Given an extrinsic matrix, it is granted that it transforms a point in world coordinate to a point in camera coordinate.
Let E be the extrinsic matrix:
R11 R12 R13 t1
R21 R22 R23 t2
R31 R32 R33 t3
0 0 0 1
Technically, extrinsic matrix gives you the orientation of world coordinate frame with respect to camera coordinate frame. It also gives you the translation of world coordinate frame with respect to camera coordinate frame. Thus, t1 should be distance from camera coordinate origin to world coordinate origin in x direction and t2 in y direction and t3 in z direction. This indirectly means that camera coordinate origin is located -t1 in x direction, -t2 in y direction and -t3 in z direction from the world coordinate origin. That is, (-t1, -t2, -t3) is the camera coordinate origin in world coordinate frame. Camera coordinate origin should correspond to camera position and thus (-t1, -t2, -t3) should correspond to camera position in world coordinate frame.
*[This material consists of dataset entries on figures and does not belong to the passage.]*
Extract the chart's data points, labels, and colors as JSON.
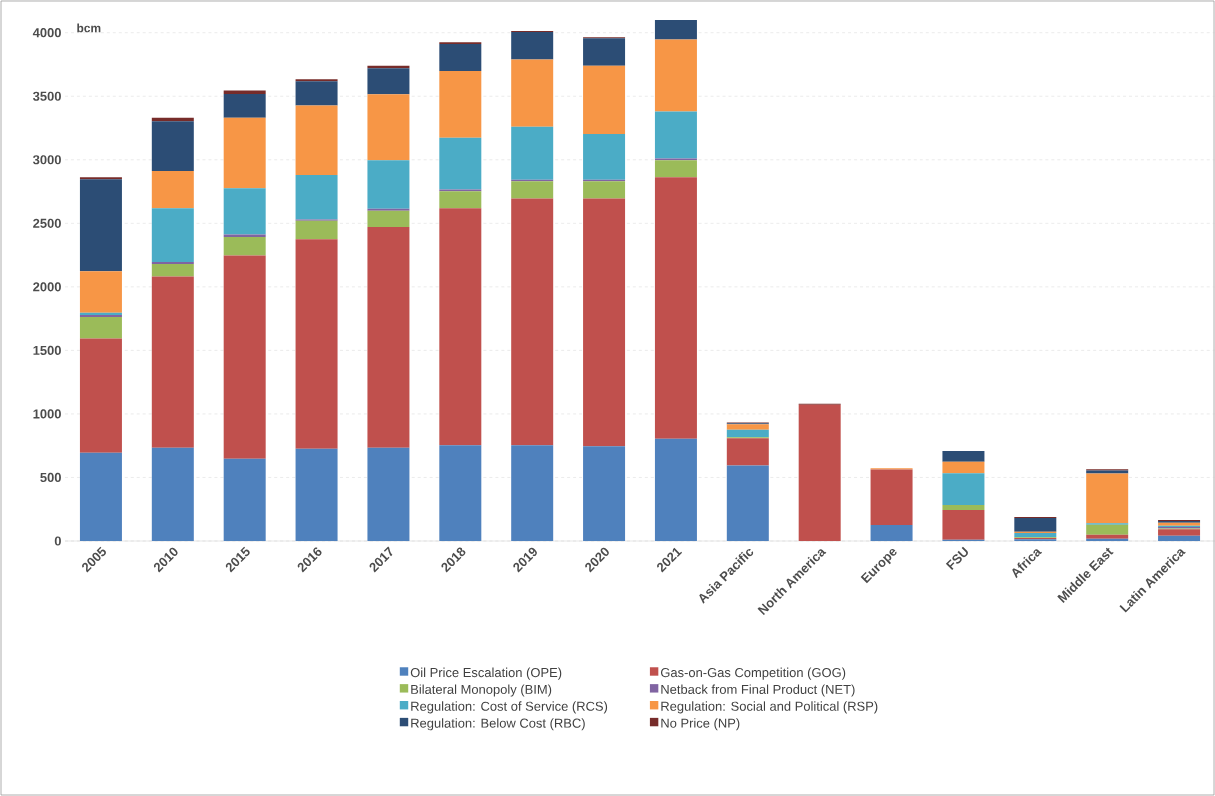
{
  "chart_data": {
    "type": "bar",
    "stacked": true,
    "ylabel": "bcm",
    "categories": [
      "2005",
      "2010",
      "2015",
      "2016",
      "2017",
      "2018",
      "2019",
      "2020",
      "2021",
      "Asia Pacific",
      "North America",
      "Europe",
      "FSU",
      "Africa",
      "Middle East",
      "Latin America"
    ],
    "series": [
      {
        "name": "Oil Price Escalation (OPE)",
        "color": "#4f81bd",
        "values": [
          694,
          734,
          648,
          726,
          734,
          753,
          753,
          745,
          805,
          594,
          0,
          126,
          10,
          13,
          18,
          42
        ]
      },
      {
        "name": "Gas-on-Gas Competition (GOG)",
        "color": "#c0504d",
        "values": [
          899,
          1347,
          1599,
          1648,
          1738,
          1865,
          1943,
          1951,
          2057,
          215,
          1073,
          437,
          233,
          11,
          32,
          50
        ]
      },
      {
        "name": "Bilateral Monopoly (BIM)",
        "color": "#9bbb59",
        "values": [
          169,
          98,
          146,
          146,
          127,
          135,
          136,
          136,
          135,
          8,
          0,
          0,
          40,
          5,
          78,
          7
        ]
      },
      {
        "name": "Netback from Final Product (NET)",
        "color": "#8064a2",
        "values": [
          16,
          16,
          19,
          11,
          16,
          14,
          11,
          11,
          14,
          null,
          0,
          0,
          0,
          0,
          0,
          11
        ]
      },
      {
        "name": "Regulation: Cost of Service (RCS)",
        "color": "#4bacc6",
        "values": [
          19,
          423,
          363,
          350,
          382,
          406,
          417,
          360,
          368,
          58,
          0,
          0,
          251,
          34,
          11,
          10
        ]
      },
      {
        "name": "Regulation: Social and Political (RSP)",
        "color": "#f79646",
        "values": [
          325,
          293,
          556,
          547,
          518,
          526,
          529,
          537,
          567,
          44,
          0,
          10,
          89,
          10,
          392,
          24
        ]
      },
      {
        "name": "Regulation: Below Cost (RBC)",
        "color": "#2c4d75",
        "values": [
          724,
          393,
          187,
          190,
          206,
          212,
          216,
          217,
          154,
          8,
          0,
          0,
          86,
          108,
          24,
          13
        ]
      },
      {
        "name": "No Price (NP)",
        "color": "#772c2a",
        "values": [
          16,
          27,
          27,
          16,
          19,
          13,
          9,
          8,
          0,
          6,
          8,
          0,
          0,
          7,
          10,
          8
        ]
      }
    ],
    "ylim": [
      0,
      4100
    ],
    "yticks": [
      0,
      500,
      1000,
      1500,
      2000,
      2500,
      3000,
      3500,
      4000
    ],
    "grid": "y",
    "legend": "bottom"
  }
}
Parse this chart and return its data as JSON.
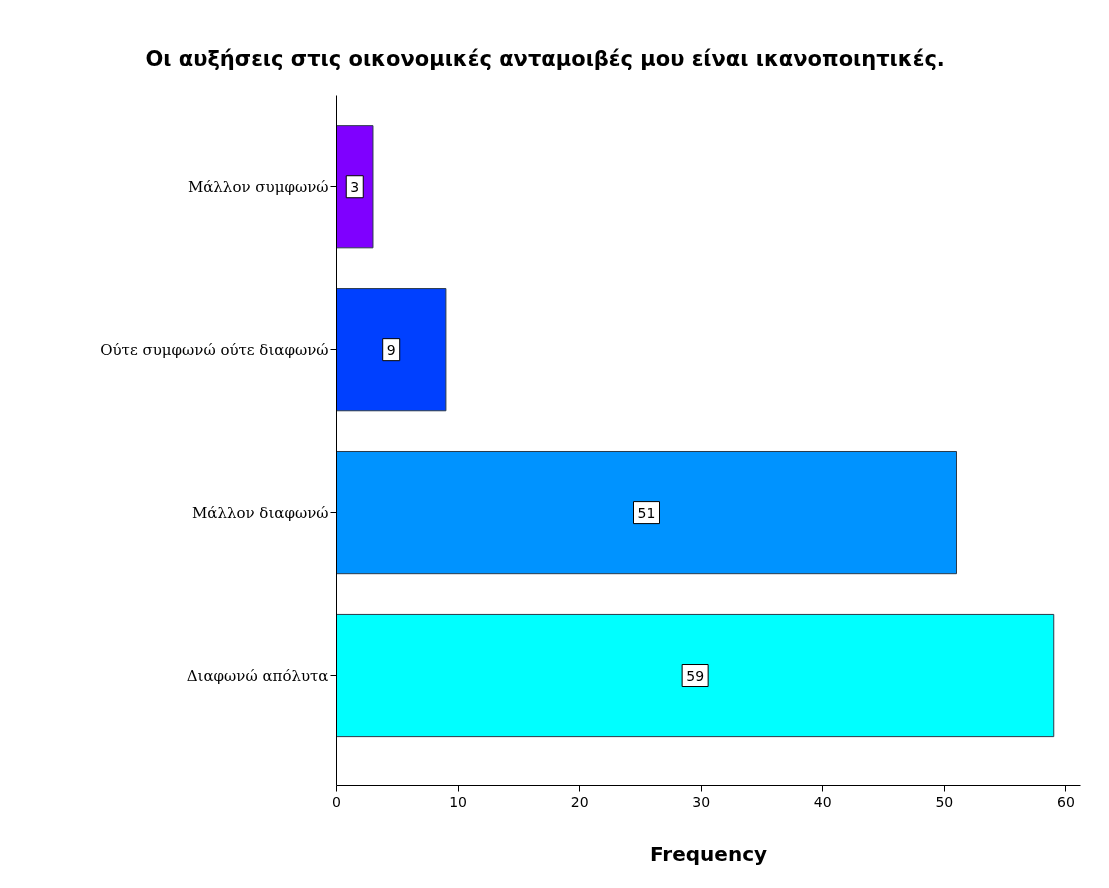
{
  "chart_data": {
    "type": "bar",
    "orientation": "horizontal",
    "title": "Οι αυξήσεις στις οικονομικές ανταμοιβές μου είναι ικανοποιητικές.",
    "xlabel": "Frequency",
    "categories": [
      "Μάλλον συμφωνώ",
      "Ούτε συμφωνώ ούτε διαφωνώ",
      "Μάλλον διαφωνώ",
      "Διαφωνώ απόλυτα"
    ],
    "values": [
      3,
      9,
      51,
      59
    ],
    "colors": [
      "#7f00ff",
      "#0040ff",
      "#0093ff",
      "#00ffff"
    ],
    "xlim": [
      0,
      61.2
    ],
    "xticks": [
      0,
      10,
      20,
      30,
      40,
      50,
      60
    ],
    "data_labels": true,
    "grid": false
  }
}
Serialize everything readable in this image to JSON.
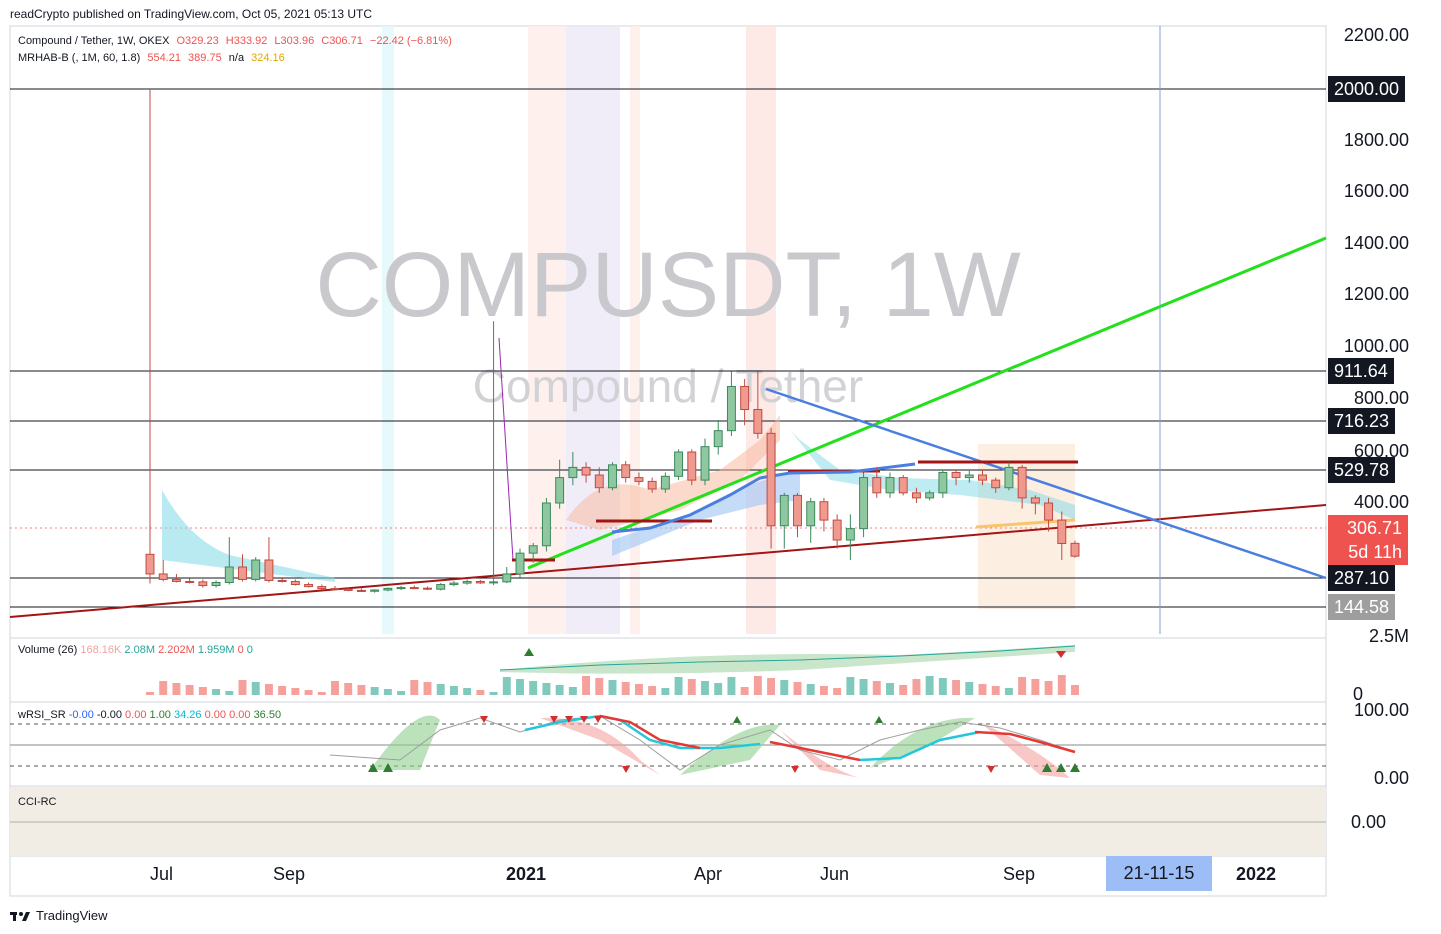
{
  "publisher": "readCrypto published on TradingView.com, Oct 05, 2021 05:13 UTC",
  "legend": {
    "symbol": "Compound / Tether, 1W, OKEX",
    "open": "O329.23",
    "high": "H333.92",
    "low": "L303.96",
    "close": "C306.71",
    "change": "−22.42 (−6.81%)",
    "indicator": "MRHAB-B (, 1M, 60, 1.8)",
    "ind_v1": "554.21",
    "ind_v2": "389.75",
    "ind_v3": "n/a",
    "ind_v4": "324.16"
  },
  "watermark": {
    "symbol": "COMPUSDT, 1W",
    "name": "Compound / Tether"
  },
  "volume_legend": {
    "label": "Volume (26)",
    "v1": "168.16K",
    "v2": "2.08M",
    "v3": "2.202M",
    "v4": "1.959M",
    "v5": "0",
    "v6": "0"
  },
  "rsi_legend": {
    "label": "wRSI_SR",
    "v1": "-0.00",
    "v2": "-0.00",
    "v3": "0.00",
    "v4": "1.00",
    "v5": "34.26",
    "v6": "0.00",
    "v7": "0.00",
    "v8": "36.50"
  },
  "cci_legend": {
    "label": "CCI-RC"
  },
  "price_axis": [
    "2200.00",
    "1800.00",
    "1600.00",
    "1400.00",
    "1200.00",
    "1000.00",
    "800.00",
    "600.00",
    "400.00"
  ],
  "price_tags": {
    "t2000": "2000.00",
    "t911": "911.64",
    "t716": "716.23",
    "t529": "529.78",
    "close": "306.71",
    "countdown": "5d 11h",
    "t287": "287.10",
    "t144": "144.58"
  },
  "volume_axis": [
    "2.5M",
    "0"
  ],
  "rsi_axis": [
    "100.00",
    "0.00"
  ],
  "cci_axis": [
    "0.00"
  ],
  "time_axis": [
    "Jul",
    "Sep",
    "2021",
    "Apr",
    "Jun",
    "Sep",
    "2022"
  ],
  "time_highlight": "21-11-15",
  "footer": "TradingView",
  "colors": {
    "up": "#26a69a",
    "down": "#ef5350",
    "green_line": "#22e01a",
    "blue_line": "#4a7fe0",
    "red_line": "#a31515"
  },
  "chart_data": {
    "type": "candlestick",
    "title": "COMPUSDT, 1W",
    "exchange": "OKEX",
    "ohlc_last": {
      "open": 329.23,
      "high": 333.92,
      "low": 303.96,
      "close": 306.71
    },
    "candles": [
      {
        "o": 310,
        "h": 2000,
        "l": 260,
        "c": 290
      },
      {
        "o": 290,
        "h": 300,
        "l": 270,
        "c": 280
      },
      {
        "o": 280,
        "h": 290,
        "l": 265,
        "c": 270
      },
      {
        "o": 270,
        "h": 285,
        "l": 260,
        "c": 268
      },
      {
        "o": 268,
        "h": 280,
        "l": 240,
        "c": 250
      },
      {
        "o": 250,
        "h": 275,
        "l": 240,
        "c": 265
      },
      {
        "o": 265,
        "h": 340,
        "l": 255,
        "c": 295
      },
      {
        "o": 295,
        "h": 310,
        "l": 270,
        "c": 280
      },
      {
        "o": 280,
        "h": 305,
        "l": 270,
        "c": 300
      },
      {
        "o": 300,
        "h": 340,
        "l": 265,
        "c": 275
      },
      {
        "o": 275,
        "h": 285,
        "l": 265,
        "c": 270
      },
      {
        "o": 270,
        "h": 280,
        "l": 250,
        "c": 255
      },
      {
        "o": 255,
        "h": 265,
        "l": 240,
        "c": 245
      },
      {
        "o": 245,
        "h": 255,
        "l": 230,
        "c": 235
      },
      {
        "o": 235,
        "h": 248,
        "l": 228,
        "c": 232
      },
      {
        "o": 232,
        "h": 240,
        "l": 222,
        "c": 226
      },
      {
        "o": 226,
        "h": 236,
        "l": 218,
        "c": 222
      },
      {
        "o": 222,
        "h": 232,
        "l": 215,
        "c": 228
      },
      {
        "o": 228,
        "h": 240,
        "l": 222,
        "c": 236
      },
      {
        "o": 236,
        "h": 248,
        "l": 228,
        "c": 240
      },
      {
        "o": 240,
        "h": 250,
        "l": 232,
        "c": 237
      },
      {
        "o": 237,
        "h": 246,
        "l": 228,
        "c": 232
      },
      {
        "o": 232,
        "h": 262,
        "l": 226,
        "c": 255
      },
      {
        "o": 255,
        "h": 272,
        "l": 246,
        "c": 262
      },
      {
        "o": 262,
        "h": 280,
        "l": 254,
        "c": 270
      },
      {
        "o": 270,
        "h": 278,
        "l": 258,
        "c": 263
      },
      {
        "o": 263,
        "h": 1100,
        "l": 252,
        "c": 268
      },
      {
        "o": 268,
        "h": 295,
        "l": 262,
        "c": 290
      },
      {
        "o": 290,
        "h": 320,
        "l": 282,
        "c": 312
      },
      {
        "o": 312,
        "h": 330,
        "l": 298,
        "c": 325
      },
      {
        "o": 325,
        "h": 420,
        "l": 315,
        "c": 400
      },
      {
        "o": 400,
        "h": 570,
        "l": 390,
        "c": 500
      },
      {
        "o": 500,
        "h": 600,
        "l": 470,
        "c": 540
      },
      {
        "o": 540,
        "h": 560,
        "l": 480,
        "c": 510
      },
      {
        "o": 510,
        "h": 540,
        "l": 440,
        "c": 460
      },
      {
        "o": 460,
        "h": 560,
        "l": 450,
        "c": 550
      },
      {
        "o": 550,
        "h": 565,
        "l": 480,
        "c": 500
      },
      {
        "o": 500,
        "h": 520,
        "l": 470,
        "c": 485
      },
      {
        "o": 485,
        "h": 500,
        "l": 440,
        "c": 455
      },
      {
        "o": 455,
        "h": 520,
        "l": 440,
        "c": 505
      },
      {
        "o": 505,
        "h": 610,
        "l": 490,
        "c": 600
      },
      {
        "o": 600,
        "h": 610,
        "l": 470,
        "c": 490
      },
      {
        "o": 490,
        "h": 650,
        "l": 470,
        "c": 620
      },
      {
        "o": 620,
        "h": 720,
        "l": 590,
        "c": 680
      },
      {
        "o": 680,
        "h": 910,
        "l": 660,
        "c": 850
      },
      {
        "o": 850,
        "h": 880,
        "l": 700,
        "c": 760
      },
      {
        "o": 760,
        "h": 910,
        "l": 650,
        "c": 670
      },
      {
        "o": 670,
        "h": 690,
        "l": 320,
        "c": 360
      },
      {
        "o": 360,
        "h": 440,
        "l": 320,
        "c": 430
      },
      {
        "o": 430,
        "h": 440,
        "l": 340,
        "c": 360
      },
      {
        "o": 360,
        "h": 420,
        "l": 330,
        "c": 405
      },
      {
        "o": 405,
        "h": 420,
        "l": 350,
        "c": 370
      },
      {
        "o": 370,
        "h": 380,
        "l": 320,
        "c": 335
      },
      {
        "o": 335,
        "h": 380,
        "l": 300,
        "c": 355
      },
      {
        "o": 355,
        "h": 520,
        "l": 340,
        "c": 500
      },
      {
        "o": 500,
        "h": 540,
        "l": 420,
        "c": 440
      },
      {
        "o": 440,
        "h": 520,
        "l": 420,
        "c": 500
      },
      {
        "o": 500,
        "h": 510,
        "l": 430,
        "c": 440
      },
      {
        "o": 440,
        "h": 460,
        "l": 400,
        "c": 420
      },
      {
        "o": 420,
        "h": 450,
        "l": 410,
        "c": 440
      },
      {
        "o": 440,
        "h": 530,
        "l": 420,
        "c": 520
      },
      {
        "o": 520,
        "h": 530,
        "l": 470,
        "c": 500
      },
      {
        "o": 500,
        "h": 530,
        "l": 480,
        "c": 510
      },
      {
        "o": 510,
        "h": 530,
        "l": 470,
        "c": 490
      },
      {
        "o": 490,
        "h": 500,
        "l": 440,
        "c": 460
      },
      {
        "o": 460,
        "h": 560,
        "l": 450,
        "c": 540
      },
      {
        "o": 540,
        "h": 550,
        "l": 390,
        "c": 420
      },
      {
        "o": 420,
        "h": 430,
        "l": 380,
        "c": 400
      },
      {
        "o": 400,
        "h": 420,
        "l": 350,
        "c": 370
      },
      {
        "o": 370,
        "h": 385,
        "l": 300,
        "c": 329
      },
      {
        "o": 329.23,
        "h": 333.92,
        "l": 303.96,
        "c": 306.71
      }
    ],
    "horizontal_levels": [
      2000,
      911.64,
      716.23,
      529.78,
      287.1,
      144.58
    ],
    "y_range": [
      0,
      2200
    ],
    "trendlines": [
      {
        "color": "green",
        "from": "Jan 2021",
        "to": "beyond Nov 2021",
        "value_start": 260,
        "value_end": 1420
      },
      {
        "color": "blue",
        "from": "Apr 2021",
        "to": "beyond Nov 2021",
        "value_start": 830,
        "value_end": 120
      },
      {
        "color": "darkred",
        "from": "Jun 2020",
        "to": "beyond Nov 2021",
        "value_start": 40,
        "value_end": 390
      }
    ],
    "volume_axis_max": "2.5M",
    "rsi_range": [
      0,
      100
    ]
  }
}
However, it isn't so.
Let Xw be the camera position in world coordinate frame and Xc be the camera position in camera coordinate frame. We need to find Xw.
Then:
E * Xw = Xc
Xc is (0,0,0) and hence:
Xw = -1 * (R)' * (t), where R (3*3) and t (3*1) are the rotation and translation components of E respectively.
Why is Xw not equal to (-t1, -t2, -t3)?